No, it’s not the technological challenges that bother me although I’m still not a fan of online group interactions; it’s relevance.

As you likely know, my work is around strategic communications: how to organize and curate your content based on your objectives and your audience AND how to perform that content in any setting, e.g. interviews, speeches, board room discussions etc. It has been a great coaching and training speciality for decades but today I struggle to see how I can be helpful to my existing and potential clients when the world is in such turmoil.

The organization which asked for a quote on a week’s worth of presentation and media skills training doesn’t need it anymore. No one is going out, no one is speaking at conference, there are no conferences. Yes, some people are doing more work through online platforms but that hasn’t evolved universally nor will it for some time.

In those restless moments at 3 a.m. I came up with a few ways that what I teach might help you do what you do and also might help you understand a bit more about how to interpret communication wins and losses outside.
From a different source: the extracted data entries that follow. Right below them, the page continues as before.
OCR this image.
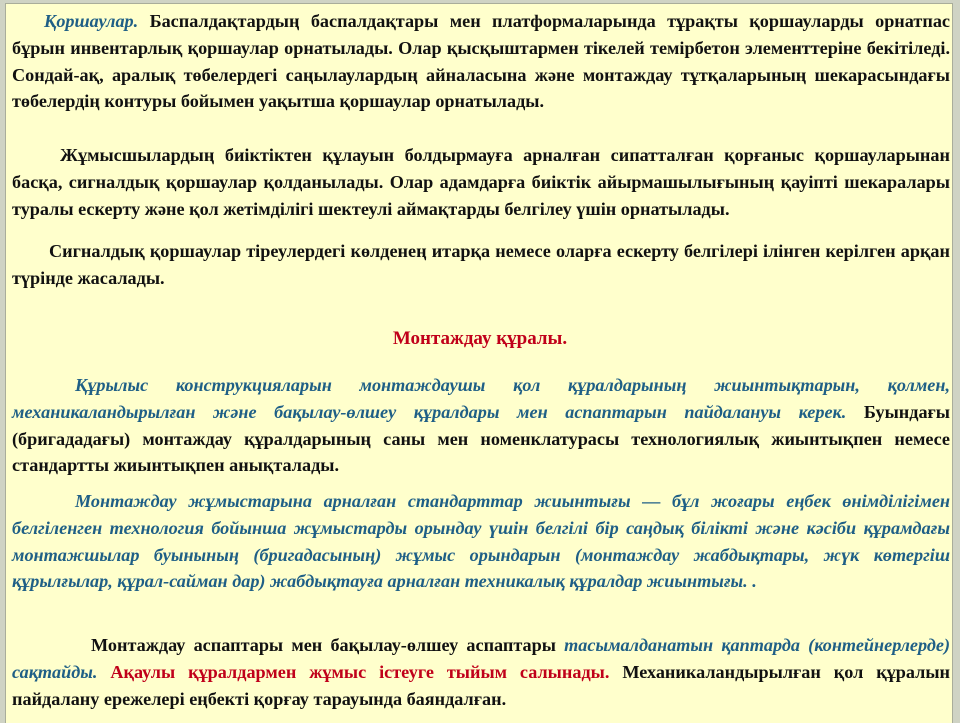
Қоршаулар. Баспалдақтардың баспалдақтары мен платформаларында тұрақты қоршауларды орнатпас бұрын инвентарлық қоршаулар орнатылады. Олар қысқыштармен тікелей темірбетон элементтеріне бекітіледі. Сондай-ақ, аралық төбелердегі саңылаулардың айналасына және монтаждау тұтқаларының шекарасындағы төбелердің контуры бойымен уақытша қоршаулар орнатылады.

Жұмысшылардың биіктіктен құлауын болдырмауға арналған сипатталған қорғаныс қоршауларынан басқа, сигналдық қоршаулар қолданылады. Олар адамдарға биіктік айырмашылығының қауіпті шекаралары туралы ескерту және қол жетімділігі шектеулі аймақтарды белгілеу үшін орнатылады.

Сигналдық қоршаулар тіреулердегі көлденең итарқа немесе оларға ескерту белгілері ілінген керілген арқан түрінде жасалады.

Монтаждау құралы.

Құрылыс конструкцияларын монтаждаушы қол құралдарының жиынтықтарын, қолмен, механикаландырылған және бақылау-өлшеу құралдары мен аспаптарын пайдалануы керек. Буындағы (бригададағы) монтаждау құралдарының саны мен номенклатурасы технологиялық жиынтықпен немесе стандартты жиынтықпен анықталады.

Монтаждау жұмыстарына арналған стандарттар жиынтығы — бұл жоғары еңбек өнімділігімен белгіленген технология бойынша жұмыстарды орындау үшін белгілі бір саңдық білікті және кәсіби құрамдағы монтажшылар буынының (бригадасының) жұмыс орындарын (монтаждау жабдықтары, жүк көтергіш құрылғылар, құрал-сайман дар) жабдықтауға арналған техникалық құралдар жиынтығы. .

Монтаждау аспаптары мен бақылау-өлшеу аспаптары тасымалданатын қаптарда (контейнерлерде) сақтайды. Ақаулы құралдармен жұмыс істеуге тыйым салынады. Механикаландырылған қол құралын пайдалану ережелері еңбекті қорғау тарауында баяндалған.
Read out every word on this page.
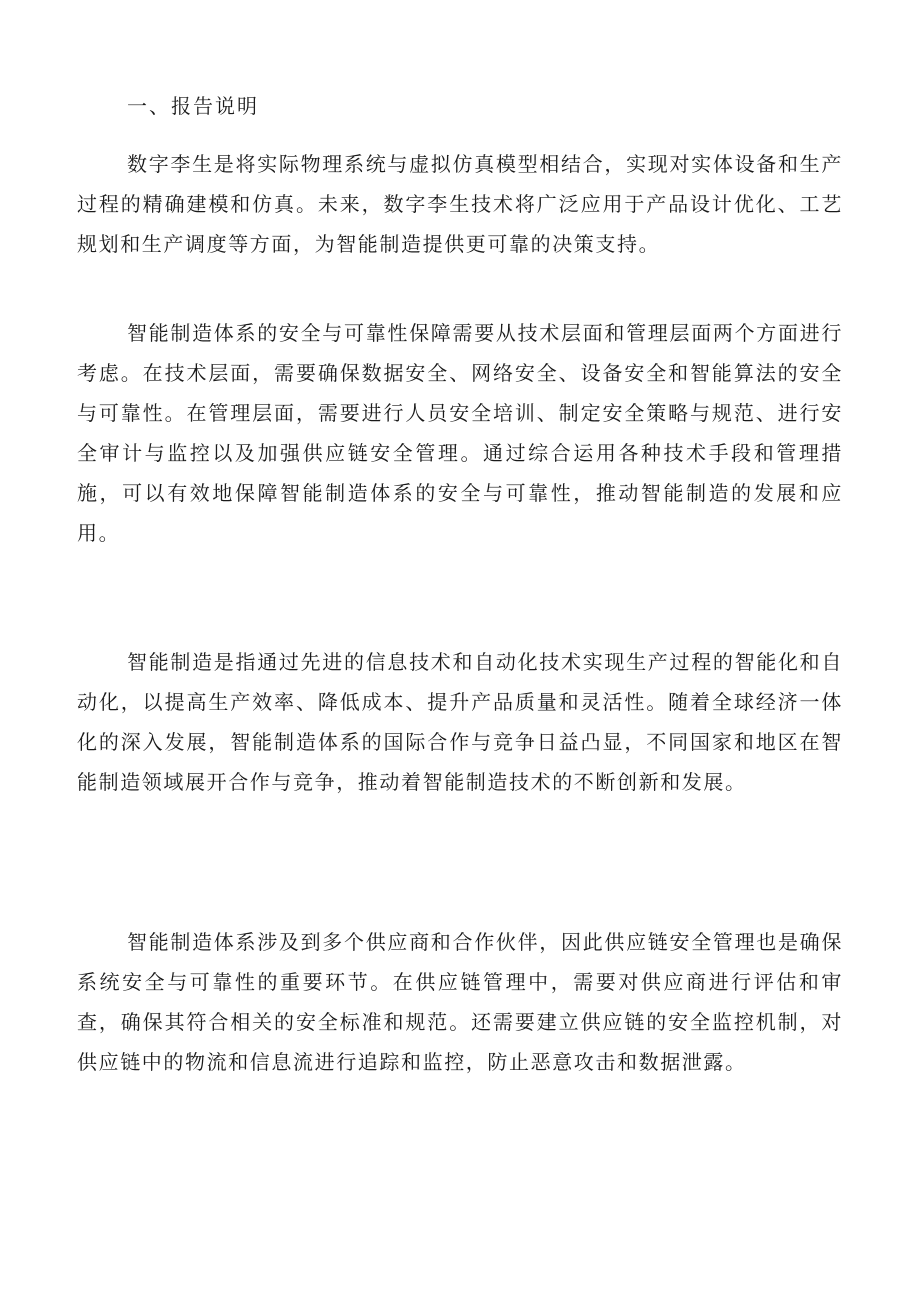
一、报告说明

数字李生是将实际物理系统与虚拟仿真模型相结合，实现对实体设备和生产过程的精确建模和仿真。未来，数字李生技术将广泛应用于产品设计优化、工艺规划和生产调度等方面，为智能制造提供更可靠的决策支持。

智能制造体系的安全与可靠性保障需要从技术层面和管理层面两个方面进行考虑。在技术层面，需要确保数据安全、网络安全、设备安全和智能算法的安全与可靠性。在管理层面，需要进行人员安全培训、制定安全策略与规范、进行安全审计与监控以及加强供应链安全管理。通过综合运用各种技术手段和管理措施，可以有效地保障智能制造体系的安全与可靠性，推动智能制造的发展和应用。

智能制造是指通过先进的信息技术和自动化技术实现生产过程的智能化和自动化，以提高生产效率、降低成本、提升产品质量和灵活性。随着全球经济一体化的深入发展，智能制造体系的国际合作与竞争日益凸显，不同国家和地区在智能制造领域展开合作与竞争，推动着智能制造技术的不断创新和发展。

智能制造体系涉及到多个供应商和合作伙伴，因此供应链安全管理也是确保系统安全与可靠性的重要环节。在供应链管理中，需要对供应商进行评估和审查，确保其符合相关的安全标准和规范。还需要建立供应链的安全监控机制，对供应链中的物流和信息流进行追踪和监控，防止恶意攻击和数据泄露。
  • Even in a crisis, especially in a crisis, good communication is critical. There are many excellent sources of information about the Covid-19 crisis yet people fall into the same old trap of only reading/hearing what squares with their own personal world view, like the retailer in Ontario who publicly stated the virus is a media hoax. Narrowcasting is the enemy of truth.
  • Constant communication on every platform available is critical to managing people’s expectations and experiences in stores, pharmacies, on transit and out in the world.
  • With all the great advice about social distancing and the tragic examples from Italy, China, New York and more, why are people still endangering themselves and others? My theory is that the information they are receiving isn’t hitting their own triggers. If they believe they are (a) bullet-proof (b) only in danger of a mild experience or (c) assholes, solid and sober factual information isn’t going to resonate. For example, teenagers who didn’t respond to health and safety triggers exhorting them to quit smoking and drunk driving, DID respond to messages that spoke about disfigurement from going through a windshield and the toll smoking takes on your complexion. The triggering message has to match the audience and its priorities and beliefs.
  • As you struggle to figure out how your business will survive, and how long you can support your staff, honest and open communication will endear you to your employees and to your customers. When this is over, and I have to believe it will be over, we’ll reap what we sowed today.
  • One of my daughters who worked for some time in food and beverage, told me a story about an order that was wrong and the moves she and the kitchen made to fix it without question or complaint. The letter the restaurant received from the customers was effusive in its praise. She was convinced the customer experience left an even more positive impression than would have resulted IF NOTHING HAD GONE WRONG. How you respond to the bad days says a lot about your values and helps create a bond with your clients, staff and customers. Many business owners are offering to top up employment insurance payments for their laid off workers, some for as little as two weeks but the effort and gesture goes a long way beyond the money expended.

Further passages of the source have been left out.